Nos hemos acostumbrado a encontrar soluciones por el desastre, por el lado oscuro de la política, economía, finanzas, del poder, etc. El síndrome está tan difundido que parece natural que los contrabandistas soliciten legalizar el delito, que los deudores exijan (sic!!) condonación de deudas, que los transportistas públicos se opongan al tren urbano, que los diputados no estén cuando más se los necesita: de alguna manera todo funciona al revés, lo paradójico es que todavía funciona.
Estamos presos de una lógica inversa de naturaleza práctica y teórica y confundimos todos los esquemas. En nombre del progreso y la superación de la pobreza ya no se trabaja, al contrario paralizamos la economía toda vez que exista el más mínimo recurso. Cuando más se necesita la educación como mecanismo de avance, los maestros salen para hacer la revolución abandonando las aulas y sus pupilos (en promedio, cada mes y medio). Cuando más necesitamos de inversión extranjera, nos damos el lujo de expulsar inversores. Si el presidente convoca a elecciones en cumplimiento de un mandato popular nacido del fragor mismo de la sublevación popular, no falta quien pretende escamotearlas, boicotearlas, en suma, suprimir la lógica apropiada de los acontecimientos históricos.

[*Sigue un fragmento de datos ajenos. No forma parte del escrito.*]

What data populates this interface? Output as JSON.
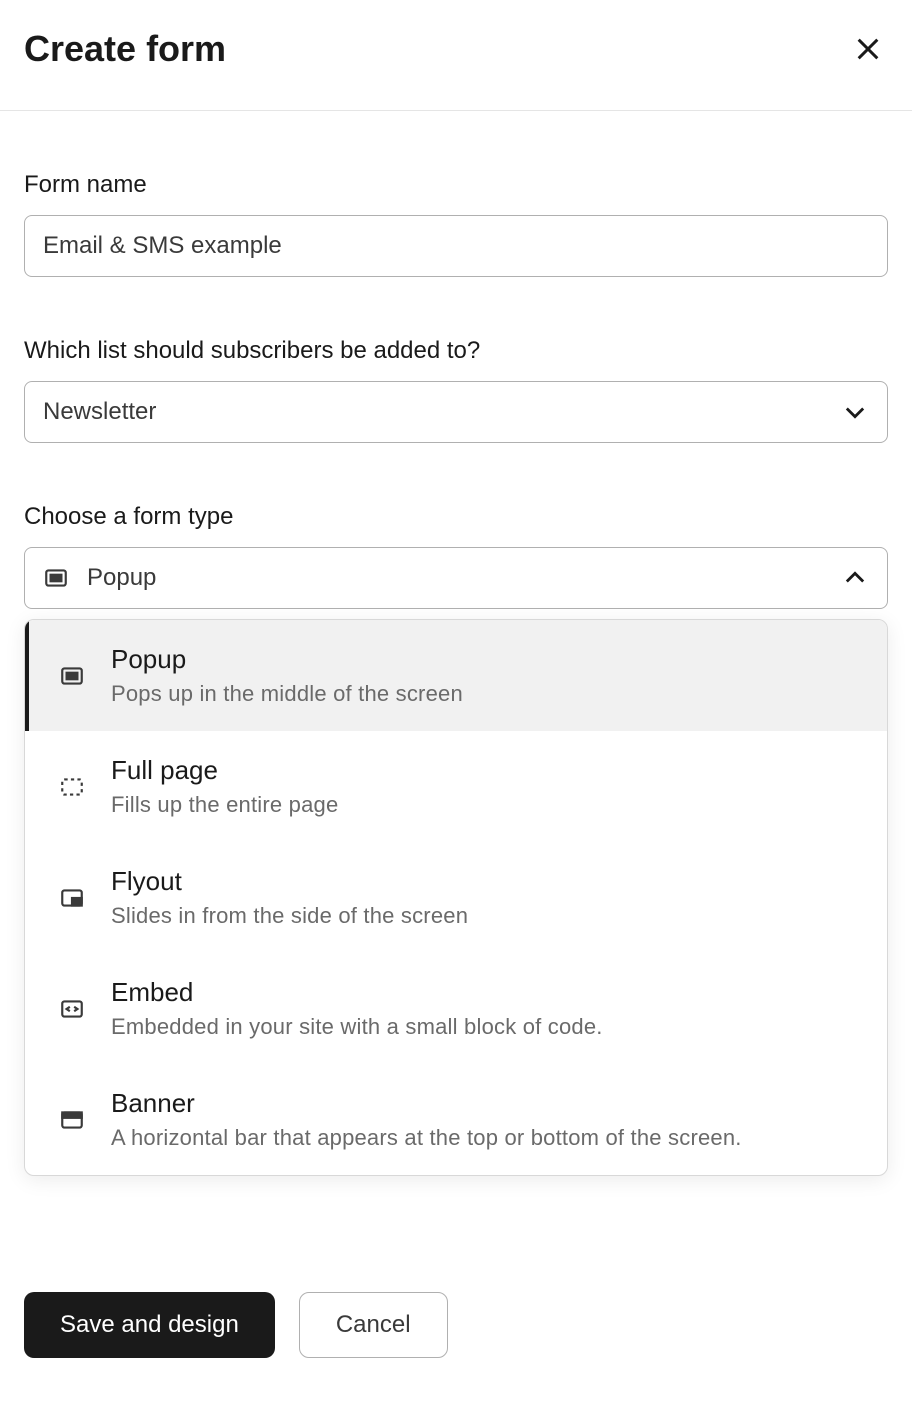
{
  "header": {
    "title": "Create form"
  },
  "form_name": {
    "label": "Form name",
    "value": "Email & SMS example"
  },
  "list_select": {
    "label": "Which list should subscribers be added to?",
    "selected": "Newsletter"
  },
  "form_type": {
    "label": "Choose a form type",
    "selected": "Popup",
    "options": [
      {
        "id": "popup",
        "title": "Popup",
        "desc": "Pops up in the middle of the screen",
        "selected": true
      },
      {
        "id": "fullpage",
        "title": "Full page",
        "desc": "Fills up the entire page",
        "selected": false
      },
      {
        "id": "flyout",
        "title": "Flyout",
        "desc": "Slides in from the side of the screen",
        "selected": false
      },
      {
        "id": "embed",
        "title": "Embed",
        "desc": "Embedded in your site with a small block of code.",
        "selected": false
      },
      {
        "id": "banner",
        "title": "Banner",
        "desc": "A horizontal bar that appears at the top or bottom of the screen.",
        "selected": false
      }
    ]
  },
  "footer": {
    "save": "Save and design",
    "cancel": "Cancel"
  }
}
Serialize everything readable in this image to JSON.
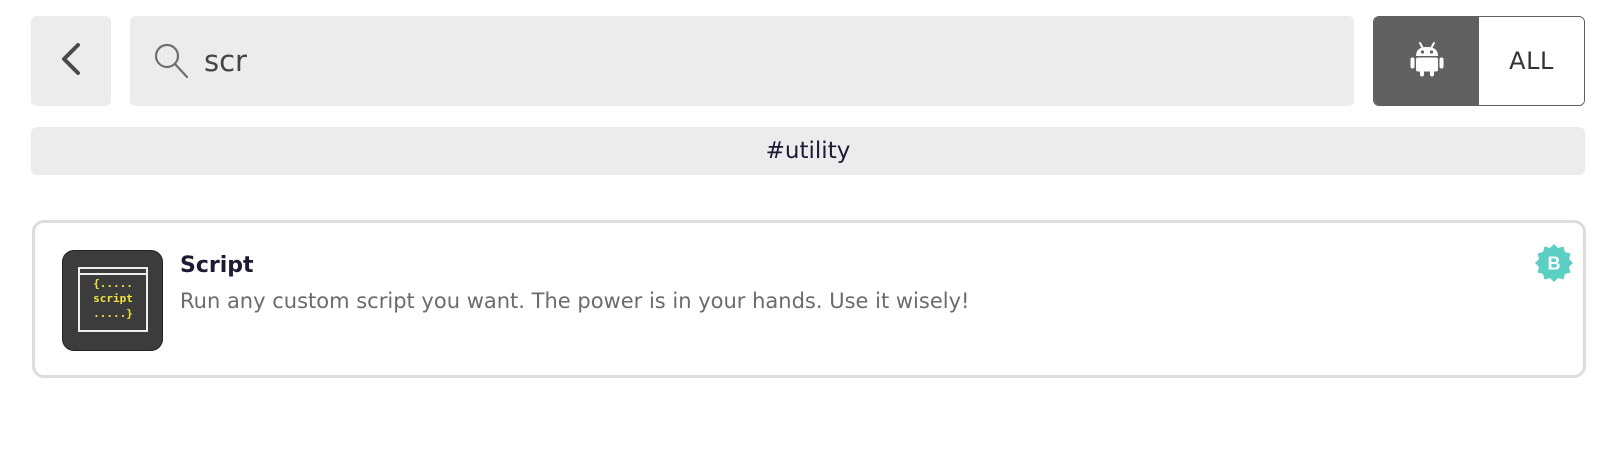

Es cierto que el estado crónico de la protesta es una consecuencia de la exclusión y de las brechas que separan a ricos y pobres, y sería un acto de miopía ignorar que gran parte del descontento se debe a la generalización de la miseria y la concentración de la riqueza en pocas manos, pero no todo es eso. Los mejor acomodados son paladines de los entuertos políticos que terminan saboteando el país. Incluidos y excluidos, dependiendo de la coyuntura, funcionan al revés.
Las luchas no pueden apuntar a la irracionalidad per se. No puede hacerse de la irracionalidad o la mediocridad histórica un método de vida. No se puede protestar ad infinitud si es que no se cuenta con un proyecto alternativo cuya estrategia resulte coherente con lo que se aspira, y además, esa aspiración resulte racional para estos tiempos, no es lógico —por ejemplo— plantearse la postergación de las elecciones generales cuando éstas hacen parte de nervio mismo de la historia reciente. ¿Será posible que el cálculo político se haya degradado tanto que no mida las consecuencias ni siquiera de su propia viabilidad? ¿Será que los actores han perdido la brújula de tal manera que no puedan ver más allá de sus propios intereses?
Es posible que un país se emborrache por efecto de su poder interior, de sus fuerzas profundas, de sus espejismos promisorios, pero de ahí a que se crea que la irracionalidad es un método de vida social y política hay distancias astronómicas.